L’opposition a mis beaucoup de personnes dans les rues, mais à côté, le pouvoir aussi a fait autant. Chacun a son peuple. Alors pourquoi vous parlez de tout le Togo finalement ?

J’estime qu’une minorité qui accapare les richesses du pays ne peut pas avoir un peuple. C’est logique. Il y a une différence entre les manifestations. D’un côté on vient en bus, on reçoit 5000F CFA et puis on ne craint pas la police ni la répression. De l’autre côté les gens viennent volontairement, et c’est là même qu’ils sont plus nombreux. L’opposition a manifesté à l’intérieur du pays (…) et dans la diaspora. Où est ce que le RPT-UNIR a manifesté ? Seulement dans un coin de Lomé et à coup de millions. N’oubliez pas, le travail que nous faisons, contribue aussi à libérer les candidatures au niveau d’UNIR. […] Nous travaillons à les libérer. Si Faure Gnassingbé se met de côté, vous allez voir le nombre de candidatures qu’il y aura au niveau d’UNIR. Pourquoi ils nous empêchent de faire un travail d’intérêt général ? Pour eux et pour nous ? Pourquoi ils nous tuent ? Pourquoi ils nous emprisonnent ?

C’est quoi cette histoire ? Quand je sors pour manifester pour UNIR, je ne crains rien, mais quand je sors pour manifester pour l’opposition, je ne suis pas sûr de revenir à la maison. Deux poids deux mesures !

Tikpi Atchadam, vous voulez organiser de l’insurrection au Togo ?

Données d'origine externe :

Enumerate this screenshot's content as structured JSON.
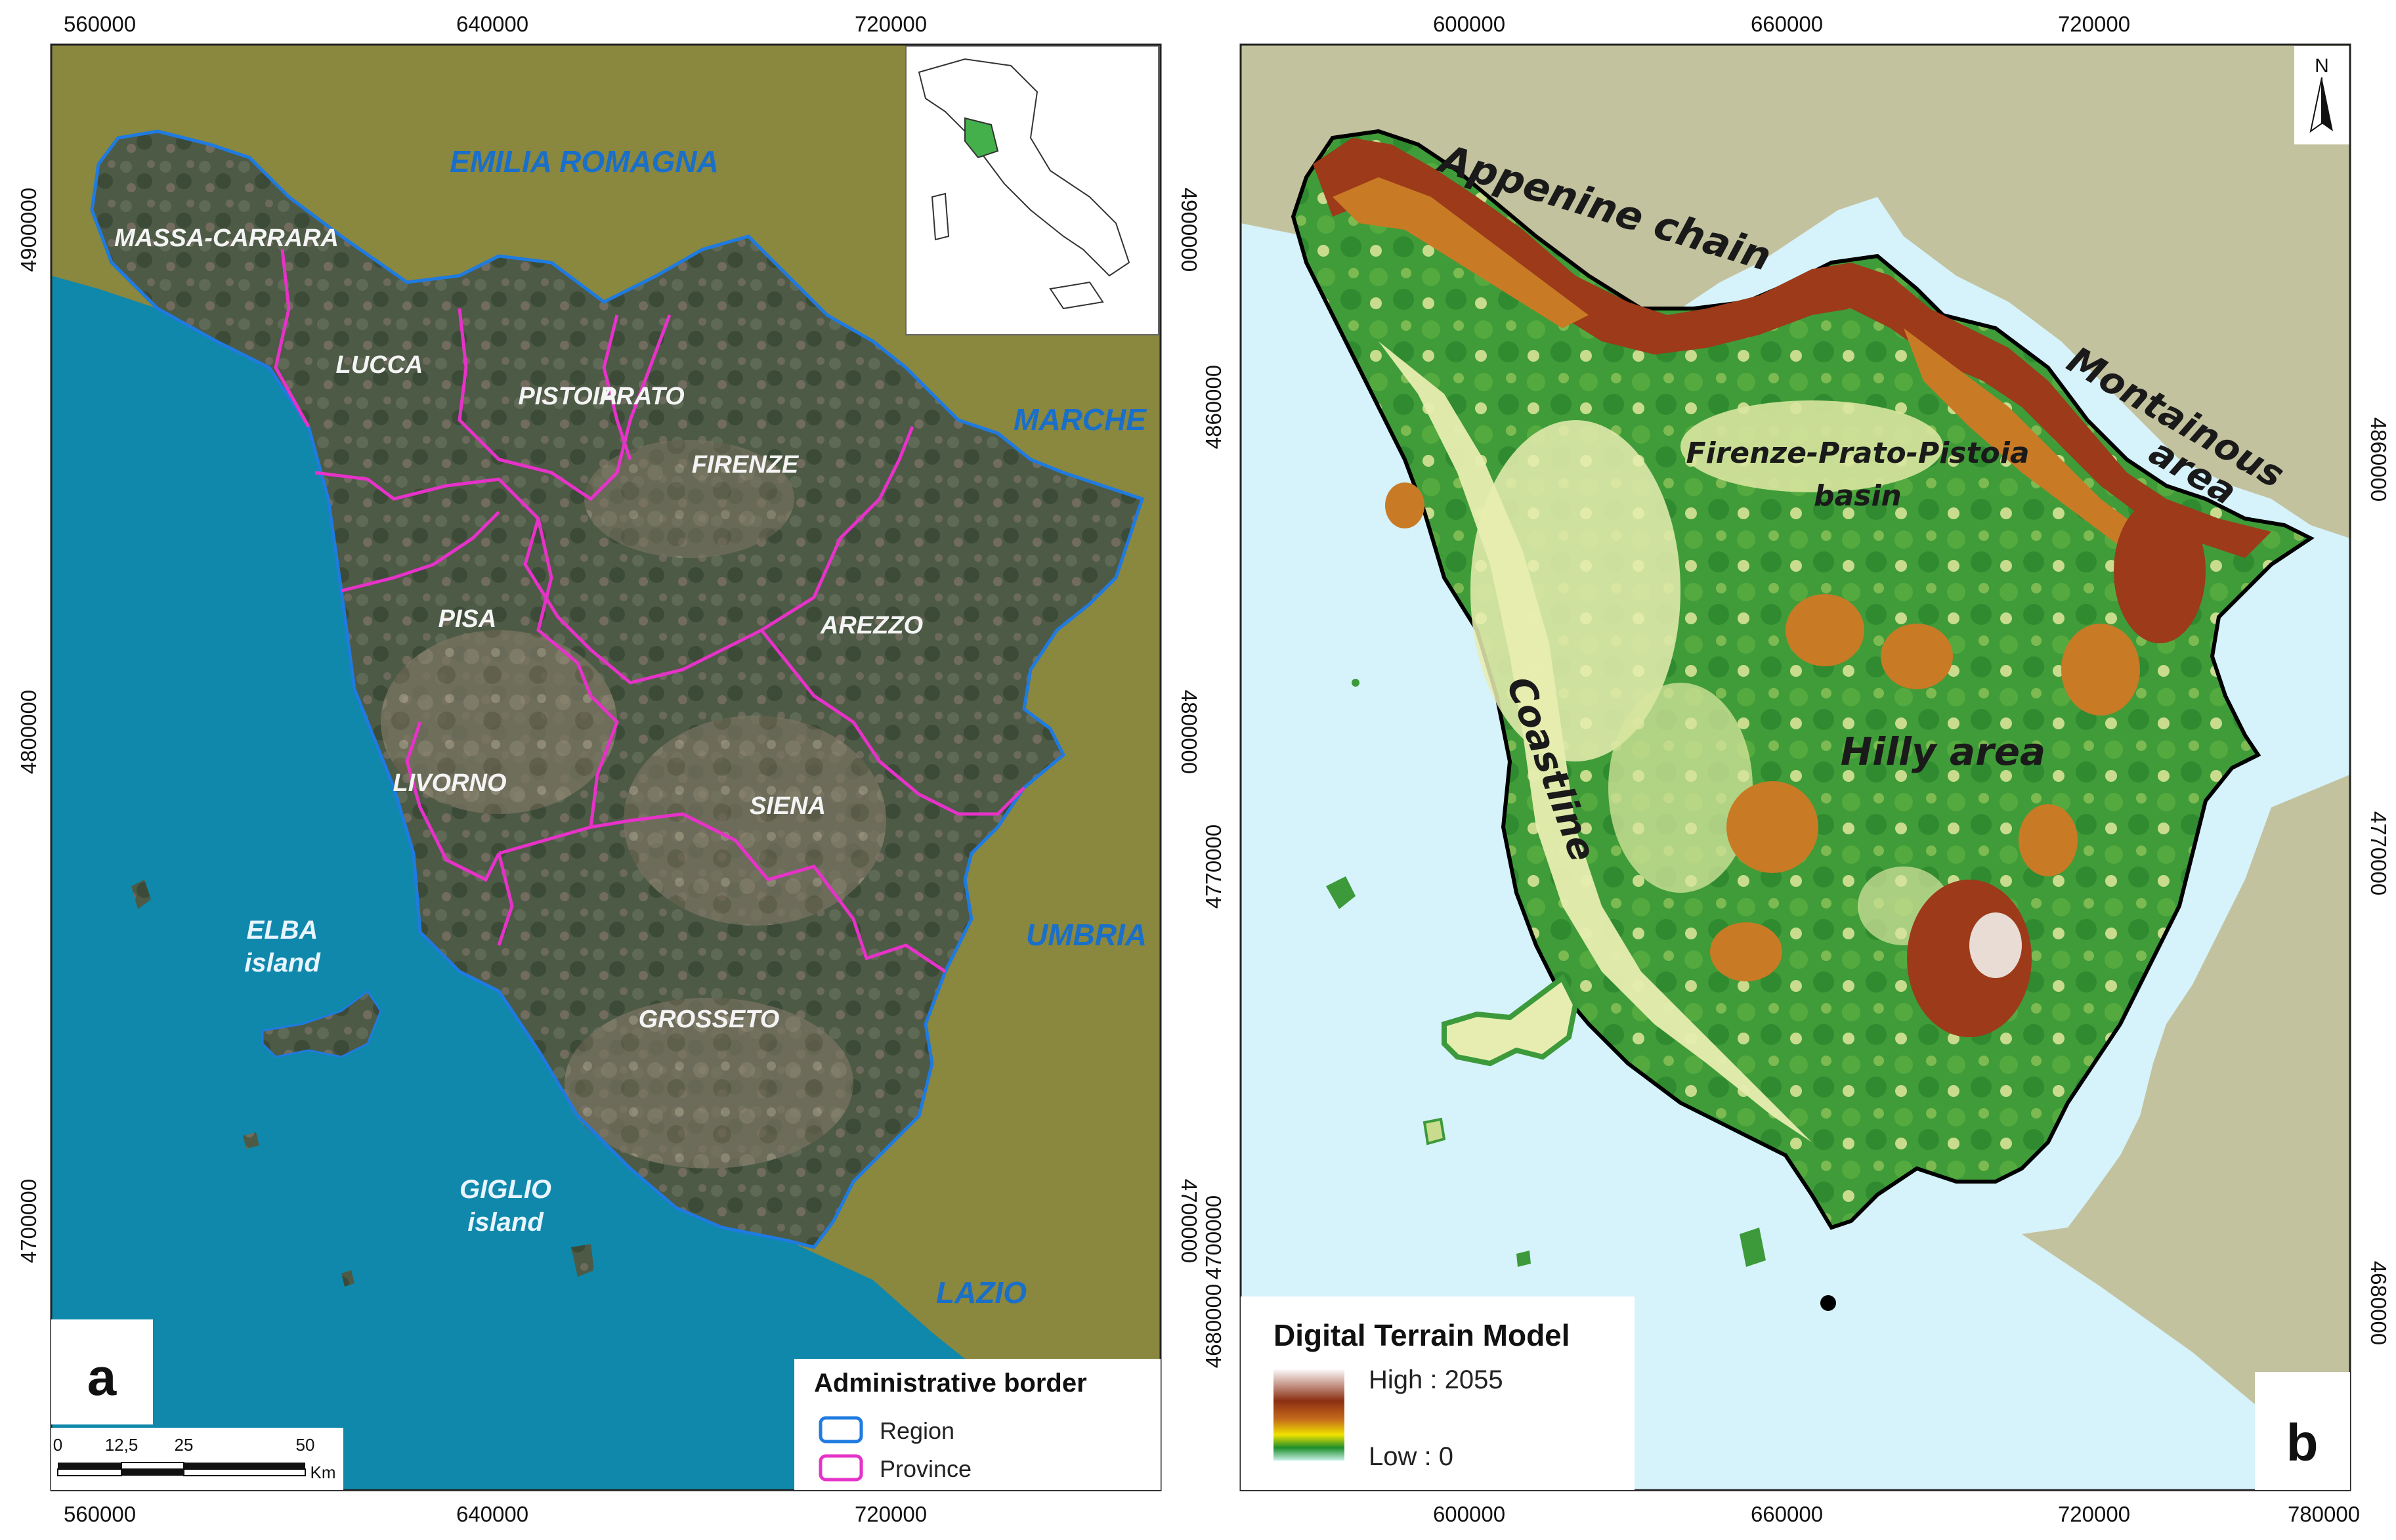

Le mot insurrection, je le connais, mais je ne l’ai jamais utilisé. Je connais le mot insurrection. Je ne viens pas de l’entendre pour la première fois. Il est dans le vocabulaire depuis très longtemps, mais je ne l’ai jamais utilisé. Pourquoi des gens me prêtent des mots ? Si j’ai envie d’utiliser le mot insurrection, je l’utiliserai. Depuis que le PNP est né, le mot insurrection n’est jamais sorti de ma bouche. Pourquoi aurais-je peur de sortir ce mot-là ? Je choisis mes mots. Si je veux utiliser un mot, je le sors. Qu’on ne me fasse pas dire ce que je n’ai pas dis. C’est vrai, je parle rapidement mais je m’écoute. J’ai deux oreilles et une bouche, donc je m’écoute largement.

Est-ce que ce ne sont pas vos propos assez durs, qui font croire ou font dire finalement que vous n’êtes pas loin de l’intégrisme ?

La vérité a besoin de précisions. Elle n’est pas quelque chose de vague. C’est quelque chose qui a des contours précis. Et c’est pour cela que lorsqu’on s’attache à la vérité, il faut être précis. Mais en 2017 on veut nous imposer une monarchie, un pouvoir à vie. Qu’est-ce que cela veut dire ? Regardez dans la région Ouest-africaine, quel pays est gouverné de la sorte ? Vous connaissez un pays où tout ceci se passe depuis le 19 août et le chef de l’Etat ne dit rien. Qu’il parle au moins à la minorité. J’estime que même un père de famille, lorsqu’il y a quelque chose d’anormal qui se passe dans la famille, il doit dire un mot. S’il ne dit rien, c’est peut-être qu’il s’en fout. Si ce qui se passe au Togo ne l’intéresse pas, pourquoi il s’intéresse au pouvoir ?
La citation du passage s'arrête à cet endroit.